Improving human reactivity to trauma exposure using affect labeling
Background: Posttraumatic Stress Disorder (PTSD) is of tremendous public health significance given high prevalence rates, chronicity, and resulting functional impairment. While a number of empirically-supported treatments have been developed, these treatments are not widely available, nor are they universally efficacious. The current studies translate a traditional assessment technique, Script-Driven Imagery, into a computerized training for individuals with elevated trauma reactivity. This imaginal-exposure based training was supplemented with Affect Labeling to determine whether inhibitory learning was enhanced with this augmentation strategy. Methods: Participants (n=107) were college students and community members who were recruited for two studies. The first compared augmentation Task (Affect Labeling vs. a control task, Shape Labeling) and Order of Task (During vs. After labeling) on physiological and self-report outcomes at Pre- and Post-Training. The second compared Condition (Affect Labeling vs. a control active task, Distraction Labeling vs. a control inactive task, Exposure Only) on Pre- to Post-Training changes in physiological and self-report measures.

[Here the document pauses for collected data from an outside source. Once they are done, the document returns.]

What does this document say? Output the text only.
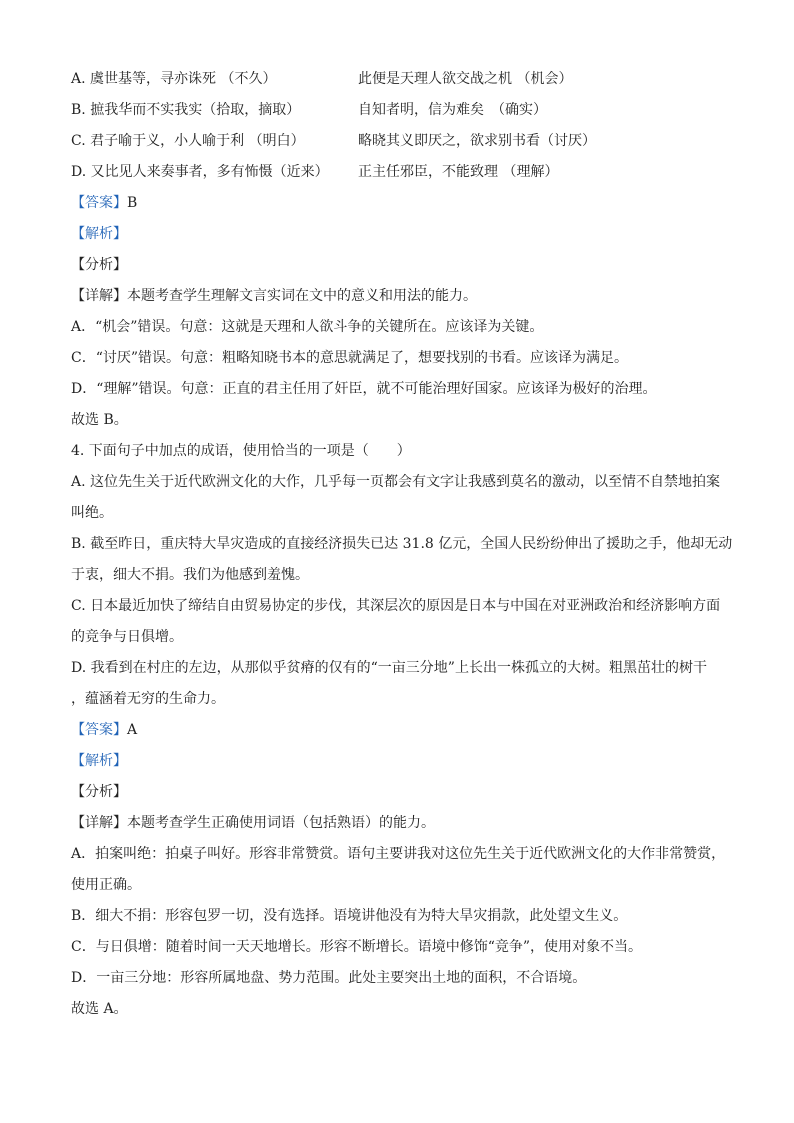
A. 虞世基等，寻亦诛死 （不久）	此便是天理人欲交战之机 （机会）
B. 摭我华而不实我实（拾取，摘取）	自知者明，信为难矣　（确实）
C. 君子喻于义，小人喻于利 （明白）	略晓其义即厌之，欲求别书看（讨厌）
D. 又比见人来奏事者，多有怖慑（近来） 正主任邪臣，不能致理 （理解）
【答案】B
【解析】
【分析】
【详解】本题考查学生理解文言实词在文中的意义和用法的能力。
A．“机会”错误。句意：这就是天理和人欲斗争的关键所在。应该译为关键。
C．“讨厌”错误。句意：粗略知晓书本的意思就满足了，想要找别的书看。应该译为满足。
D．“理解”错误。句意：正直的君主任用了奸臣，就不可能治理好国家。应该译为极好的治理。
故选 B。
4. 下面句子中加点的成语，使用恰当的一项是（　　）
A. 这位先生关于近代欧洲文化的大作，几乎每一页都会有文字让我感到莫名的激动，以至情不自禁地拍案
叫绝。
B. 截至昨日，重庆特大旱灾造成的直接经济损失已达 31.8 亿元，全国人民纷纷伸出了援助之手，他却无动
于衷，细大不捐。我们为他感到羞愧。
C. 日本最近加快了缔结自由贸易协定的步伐，其深层次的原因是日本与中国在对亚洲政治和经济影响方面
的竞争与日俱增。
D. 我看到在村庄的左边，从那似乎贫瘠的仅有的“一亩三分地”上长出一株孤立的大树。粗黑茁壮的树干
，蕴涵着无穷的生命力。
【答案】A
【解析】
【分析】
【详解】本题考查学生正确使用词语（包括熟语）的能力。
A．拍案叫绝：拍桌子叫好。形容非常赞赏。语句主要讲我对这位先生关于近代欧洲文化的大作非常赞赏，
使用正确。
B．细大不捐：形容包罗一切，没有选择。语境讲他没有为特大旱灾捐款，此处望文生义。
C．与日俱增：随着时间一天天地增长。形容不断增长。语境中修饰“竞争”，使用对象不当。
D．一亩三分地：形容所属地盘、势力范围。此处主要突出土地的面积，不合语境。
故选 A。
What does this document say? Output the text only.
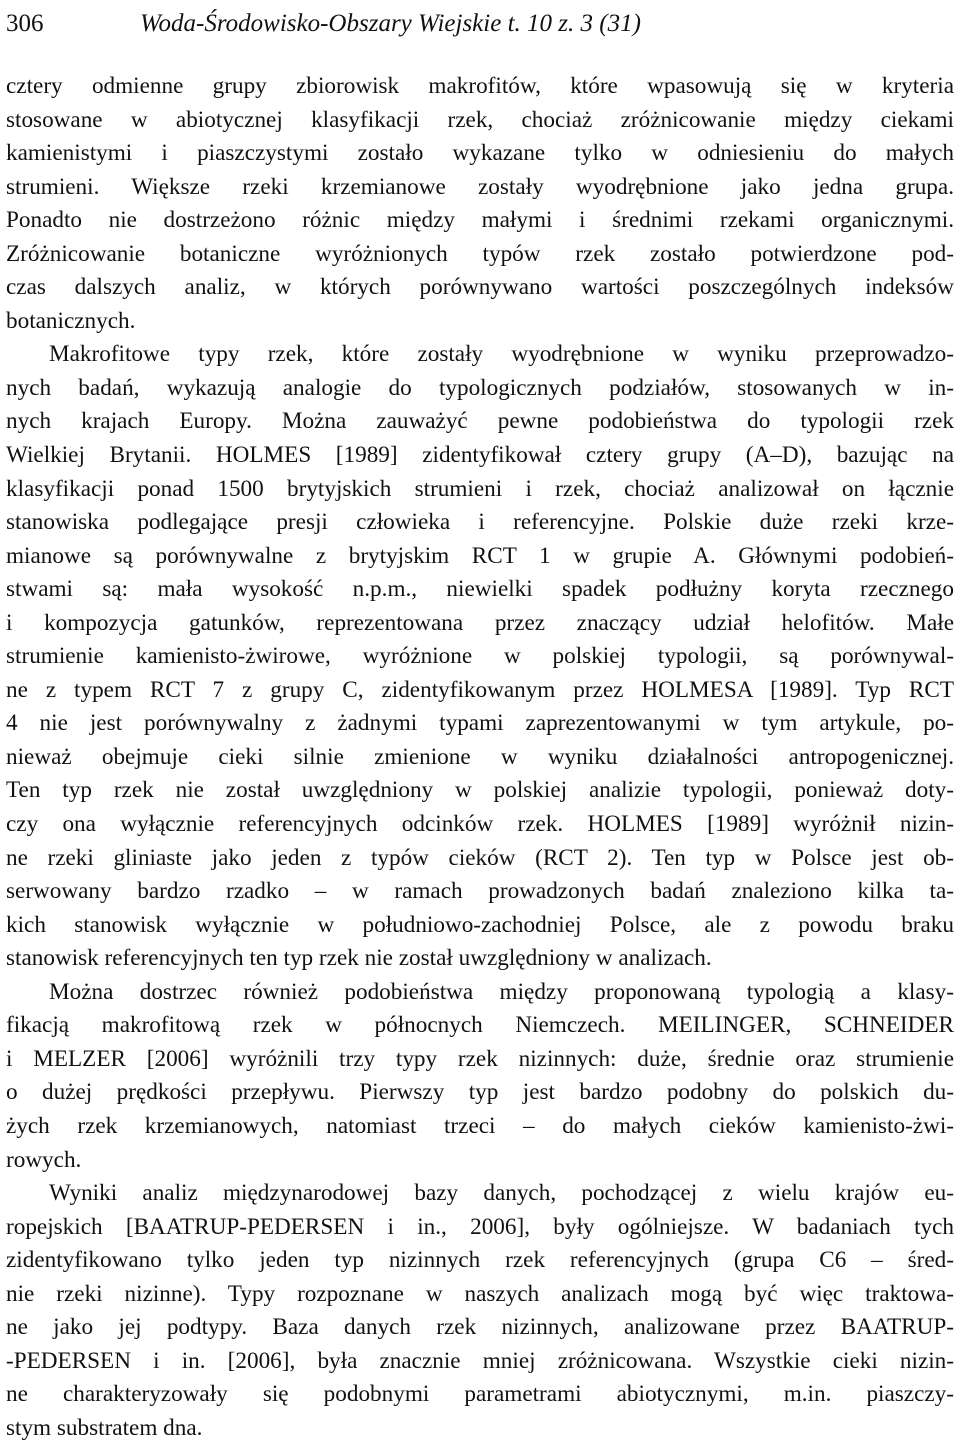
306	Woda-Środowisko-Obszary Wiejskie t. 10 z. 3 (31)
cztery odmienne grupy zbiorowisk makrofitów, które wpasowują się w kryteria
stosowane w abiotycznej klasyfikacji rzek, chociaż zróżnicowanie między ciekami
kamienistymi i piaszczystymi zostało wykazane tylko w odniesieniu do małych
strumieni. Większe rzeki krzemianowe zostały wyodrębnione jako jedna grupa.
Ponadto nie dostrzeżono różnic między małymi i średnimi rzekami organicznymi.
Zróżnicowanie botaniczne wyróżnionych typów rzek zostało potwierdzone pod-
czas dalszych analiz, w których porównywano wartości poszczególnych indeksów
botanicznych.
Makrofitowe typy rzek, które zostały wyodrębnione w wyniku przeprowadzo-
nych badań, wykazują analogie do typologicznych podziałów, stosowanych w in-
nych krajach Europy. Można zauważyć pewne podobieństwa do typologii rzek
Wielkiej Brytanii. HOLMES [1989] zidentyfikował cztery grupy (A–D), bazując na
klasyfikacji ponad 1500 brytyjskich strumieni i rzek, chociaż analizował on łącznie
stanowiska podlegające presji człowieka i referencyjne. Polskie duże rzeki krze-
mianowe są porównywalne z brytyjskim RCT 1 w grupie A. Głównymi podobień-
stwami są: mała wysokość n.p.m., niewielki spadek podłużny koryta rzecznego
i kompozycja gatunków, reprezentowana przez znaczący udział helofitów. Małe
strumienie kamienisto-żwirowe, wyróżnione w polskiej typologii, są porównywal-
ne z typem RCT 7 z grupy C, zidentyfikowanym przez HOLMESA [1989]. Typ RCT
4 nie jest porównywalny z żadnymi typami zaprezentowanymi w tym artykule, po-
nieważ obejmuje cieki silnie zmienione w wyniku działalności antropogenicznej.
Ten typ rzek nie został uwzględniony w polskiej analizie typologii, ponieważ doty-
czy ona wyłącznie referencyjnych odcinków rzek. HOLMES [1989] wyróżnił nizin-
ne rzeki gliniaste jako jeden z typów cieków (RCT 2). Ten typ w Polsce jest ob-
serwowany bardzo rzadko – w ramach prowadzonych badań znaleziono kilka ta-
kich stanowisk wyłącznie w południowo-zachodniej Polsce, ale z powodu braku
stanowisk referencyjnych ten typ rzek nie został uwzględniony w analizach.
Można dostrzec również podobieństwa między proponowaną typologią a klasy-
fikacją makrofitową rzek w północnych Niemczech. MEILINGER, SCHNEIDER
i MELZER [2006] wyróżnili trzy typy rzek nizinnych: duże, średnie oraz strumienie
o dużej prędkości przepływu. Pierwszy typ jest bardzo podobny do polskich du-
żych rzek krzemianowych, natomiast trzeci – do małych cieków kamienisto-żwi-
rowych.
Wyniki analiz międzynarodowej bazy danych, pochodzącej z wielu krajów eu-
ropejskich [BAATRUP-PEDERSEN i in., 2006], były ogólniejsze. W badaniach tych
zidentyfikowano tylko jeden typ nizinnych rzek referencyjnych (grupa C6 – śred-
nie rzeki nizinne). Typy rozpoznane w naszych analizach mogą być więc traktowa-
ne jako jej podtypy. Baza danych rzek nizinnych, analizowane przez BAATRUP-
-PEDERSEN i in. [2006], była znacznie mniej zróżnicowana. Wszystkie cieki nizin-
ne charakteryzowały się podobnymi parametrami abiotycznymi, m.in. piaszczy-
stym substratem dna.
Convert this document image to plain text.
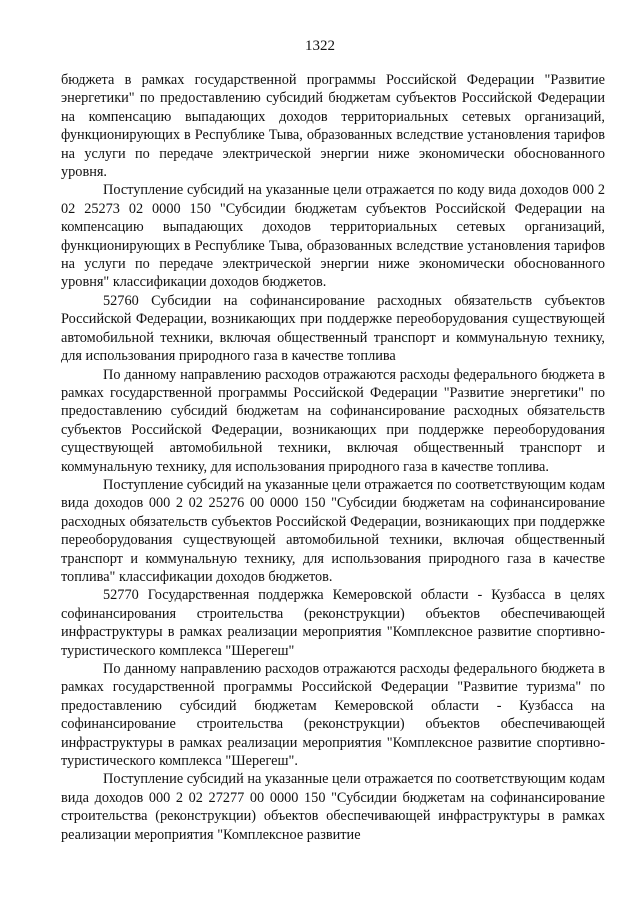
1322

бюджета в рамках государственной программы Российской Федерации "Развитие энергетики" по предоставлению субсидий бюджетам субъектов Российской Федерации на компенсацию выпадающих доходов территориальных сетевых организаций, функционирующих в Республике Тыва, образованных вследствие установления тарифов на услуги по передаче электрической энергии ниже экономически обоснованного уровня.

Поступление субсидий на указанные цели отражается по коду вида доходов 000 2 02 25273 02 0000 150 "Субсидии бюджетам субъектов Российской Федерации на компенсацию выпадающих доходов территориальных сетевых организаций, функционирующих в Республике Тыва, образованных вследствие установления тарифов на услуги по передаче электрической энергии ниже экономически обоснованного уровня" классификации доходов бюджетов.

52760 Субсидии на софинансирование расходных обязательств субъектов Российской Федерации, возникающих при поддержке переоборудования существующей автомобильной техники, включая общественный транспорт и коммунальную технику, для использования природного газа в качестве топлива

По данному направлению расходов отражаются расходы федерального бюджета в рамках государственной программы Российской Федерации "Развитие энергетики" по предоставлению субсидий бюджетам на софинансирование расходных обязательств субъектов Российской Федерации, возникающих при поддержке переоборудования существующей автомобильной техники, включая общественный транспорт и коммунальную технику, для использования природного газа в качестве топлива.

Поступление субсидий на указанные цели отражается по соответствующим кодам вида доходов 000 2 02 25276 00 0000 150 "Субсидии бюджетам на софинансирование расходных обязательств субъектов Российской Федерации, возникающих при поддержке переоборудования существующей автомобильной техники, включая общественный транспорт и коммунальную технику, для использования природного газа в качестве топлива" классификации доходов бюджетов.

52770 Государственная поддержка Кемеровской области - Кузбасса в целях софинансирования строительства (реконструкции) объектов обеспечивающей инфраструктуры в рамках реализации мероприятия "Комплексное развитие спортивно-туристического комплекса "Шерегеш"

По данному направлению расходов отражаются расходы федерального бюджета в рамках государственной программы Российской Федерации "Развитие туризма" по предоставлению субсидий бюджетам Кемеровской области - Кузбасса на софинансирование строительства (реконструкции) объектов обеспечивающей инфраструктуры в рамках реализации мероприятия "Комплексное развитие спортивно-туристического комплекса "Шерегеш".

Поступление субсидий на указанные цели отражается по соответствующим кодам вида доходов 000 2 02 27277 00 0000 150 "Субсидии бюджетам на софинансирование строительства (реконструкции) объектов обеспечивающей инфраструктуры в рамках реализации мероприятия "Комплексное развитие
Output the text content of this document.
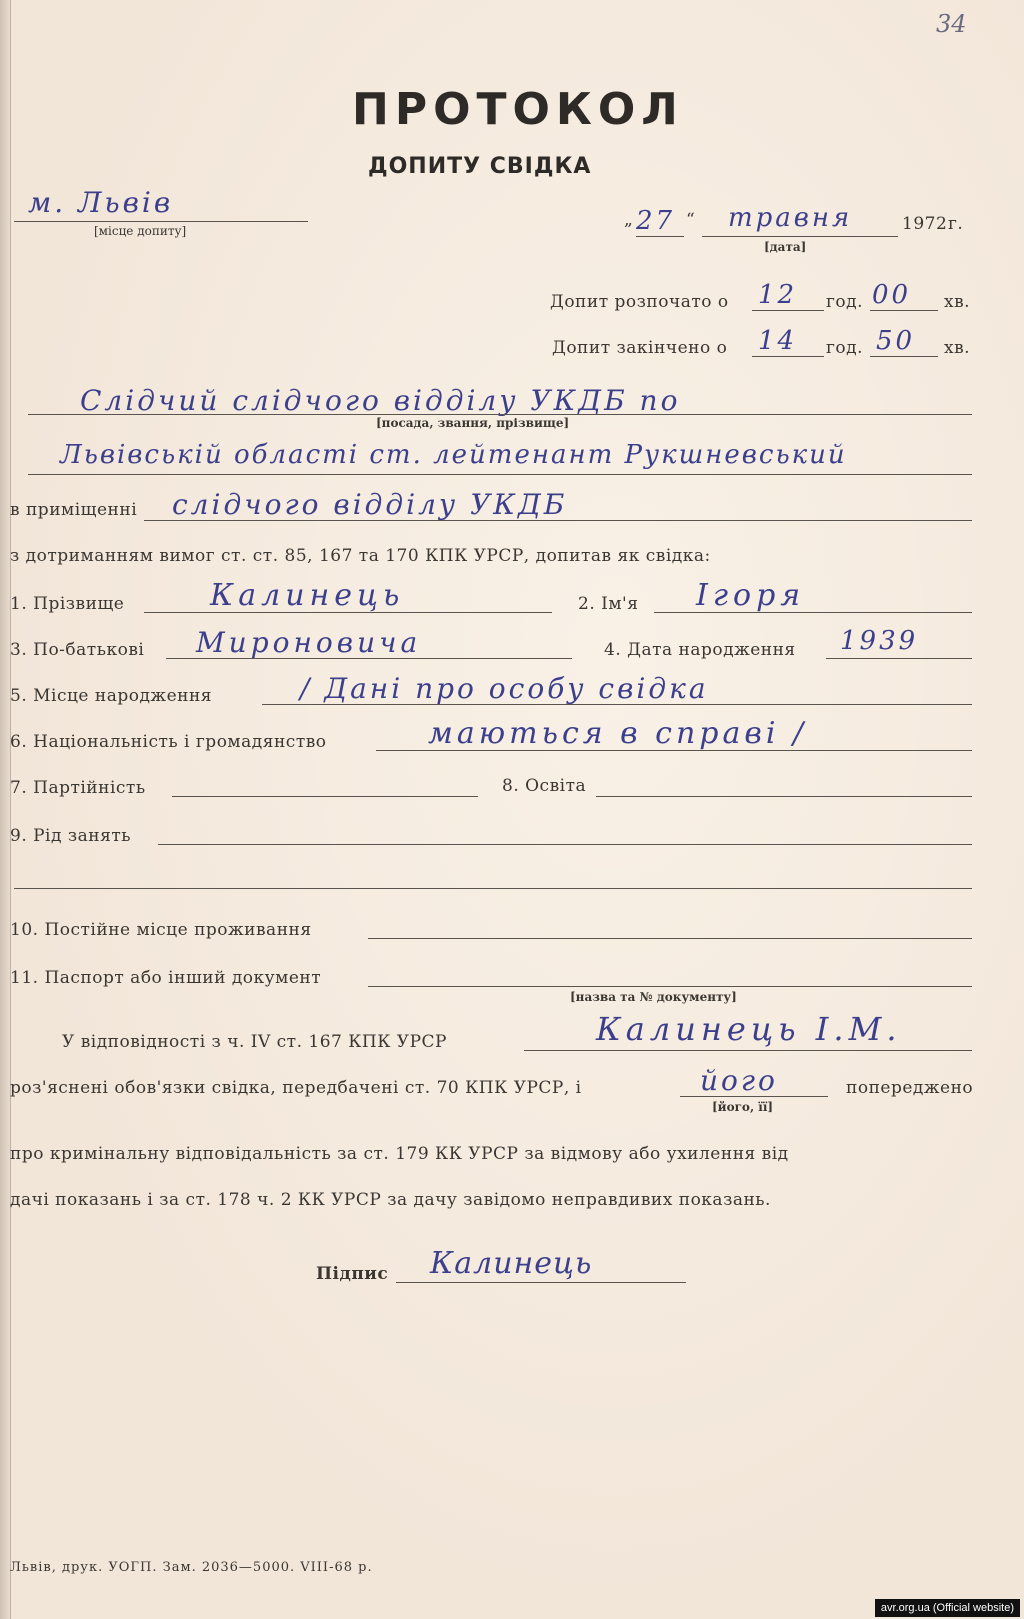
34
ПРОТОКОЛ
ДОПИТУ СВІДКА
м. Львів
[місце допиту]
„ 27 “ травня	1972 г.
[дата]
Допит розпочато о 12 год. 00 хв.
Допит закінчено о 14 год. 50 хв.
Слідчий слідчого відділу УКДБ по
[посада, звання, прізвище]
Львівській області ст. лейтенант Рукшневський
в приміщенні слідчого відділу УКДБ
з дотриманням вимог ст. ст. 85, 167 та 170 КПК УРСР, допитав як свідка:
1. Прізвище	Калинець	2. Ім'я Ігоря
3. По-батькові Мироновича	4. Дата народження 1939
5. Місце народження	/ Дані про особу свідка
6. Національність і громадянство	маються в справі /
7. Партійність	8. Освіта
9. Рід занять
10. Постійне місце проживання
11. Паспорт або інший документ
[назва та № документу]
У відповідності з ч. IV ст. 167 КПК УРСР	Калинець І.М.
роз'яснені обов'язки свідка, передбачені ст. 70 КПК УРСР, і	його	попереджено
[його, її]
про кримінальну відповідальність за ст. 179 КК УРСР за відмову або ухилення від
дачі показань і за ст. 178 ч. 2 КК УРСР за дачу завідомо неправдивих показань.
Підпис Калинець
Львів, друк. УОГП. Зам. 2036—5000. VIII-68 р.
avr.org.ua (Official website)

Results: The trainings provided in both studies were effective at reducing self-reported distress and physiological activation from Pre- to Post-Training, though there were no consistent differences based on Condition. There was some evidence that Labeling (including Affect and Distract Labeling) conferred a benefit over No Labeling.
Conclusions: This study provides initial support for the acceptability and efficacy of this independently-operated computerized training for PTSD. Clinical implications and future directions are discussed.